Last week we heard a story about a young man who 3D-printed a prosthetic hand for a young family friend who is missing fingers on one hand. Using a local library 3D printer, 16-year-old Mason Wilde was able to provide a custom prosthetic, all for free, by downloading plans on Thingiverse.

Thingiverse is an online community and sharing space hosted by the 3D printing company Makerbot. It’s a place to share electronic blueprints of pretty much anything that can be printed with a 3D printer, from toy figurines to birdhouses. And all the designs are open source and free, which is how Wilde was able to customize a working prosthetic for his 9-year-old family friend, Matthew.

Many of the thousands of designs on Thingiverse are just for fun, and some are just a bit impractical. Others, though, are incredibly innovative, and incredibly useful, designs that could change the way so many of us live. Here’s five awesome and useful designs found on Thingiverse:

1.       3D printable bottle and screw cap – It’s exactly what it sounds like. While it may be the simplest design on this list, it may be the most practical too.

2.       Crossfire 2 – Crossfire 2 is a design for a DIY drone. You can 3D print all of the necessary frame pieces and necessary attachments for free. Of course you’ll have to supply a motor and camera. A nice alternative to most drones that cost at least four figures.

3.       Left hand robot InMoov – InMoov is an animatronic, controllable robot hand. It’s a great combination of 3D printing tech and robotic tech. While maybe not practical in its current form, projects like InMoov are the first generation of fully functional DIY animatronics. Promising for filmmakers, robot-makers and creepy animatronics enthusiasts everywhere. InMoov has a whole catalog of animatronics and animatronics accessories.
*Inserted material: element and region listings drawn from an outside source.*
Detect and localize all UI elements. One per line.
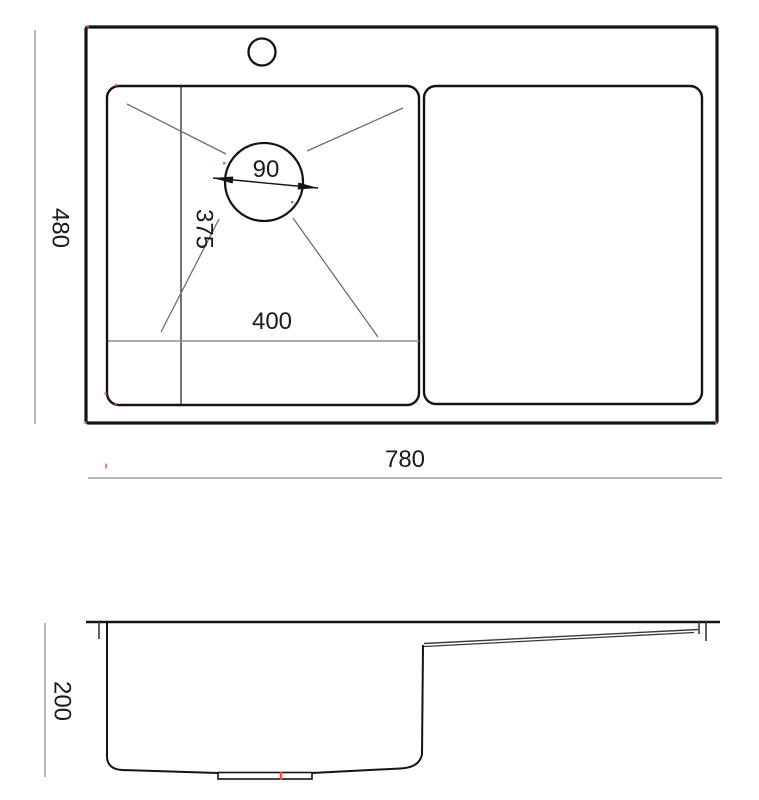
snap-marker bbox=[291, 201, 293, 203]
label-overall-width: 780 bbox=[385, 446, 425, 473]
drain-diameter-arrow-right-icon bbox=[298, 183, 318, 190]
snap-marker bbox=[105, 464, 107, 469]
snap-marker bbox=[87, 26, 89, 28]
drainboard-outline bbox=[424, 86, 702, 404]
cad-snap-markers bbox=[85, 26, 718, 469]
bowl-slope-line-top-left bbox=[127, 104, 226, 154]
drain-diameter-arrow-left-icon bbox=[213, 177, 233, 184]
snap-marker bbox=[115, 84, 117, 86]
drawing-canvas: 90 400 375 480 780 bbox=[0, 0, 759, 800]
drain-flange bbox=[218, 773, 312, 780]
snap-marker bbox=[223, 162, 225, 164]
bowl-outline bbox=[107, 86, 419, 405]
label-bowl-inner-depth: 375 bbox=[191, 209, 218, 249]
label-drain-diameter: 90 bbox=[253, 156, 280, 183]
faucet-hole-circle bbox=[249, 39, 276, 66]
side-view: 200 bbox=[45, 622, 720, 780]
side-drainboard-top-line bbox=[424, 630, 698, 644]
overall-dimensions: 480 780 bbox=[35, 30, 722, 478]
sink-technical-drawing: 90 400 375 480 780 bbox=[0, 0, 759, 800]
side-bowl-profile bbox=[107, 623, 423, 773]
label-sink-height: 200 bbox=[49, 681, 76, 721]
top-view: 90 400 375 bbox=[86, 27, 717, 423]
snap-marker bbox=[115, 403, 117, 405]
snap-marker bbox=[715, 422, 717, 424]
snap-marker bbox=[105, 393, 107, 395]
bowl-slope-line-bottom-right bbox=[293, 218, 378, 337]
side-drainboard-bottom-line bbox=[424, 633, 694, 647]
bowl-slope-line-top-right bbox=[307, 108, 403, 151]
label-overall-depth: 480 bbox=[47, 208, 74, 248]
snap-marker bbox=[85, 422, 87, 424]
label-bowl-inner-width: 400 bbox=[252, 308, 292, 335]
4.       Bird Feeder – A bird feeder: how simple, right? But who doesn’t want a mini-ecosystem thriving in their backyard? This bird feeder may be one of the great 3D printing projects that can actually compel you to get outside and away from your computer. It’s also one of the only 3D printing projects that might get your grandfather interested in computers.

5.       Buckle – You know those plastic buckles on your backpack or suitcase you’re always breaking? Well, with a 3D printer and these blueprints from Proto3000 you can print yourself a brand new one, or a few, or as many as you want.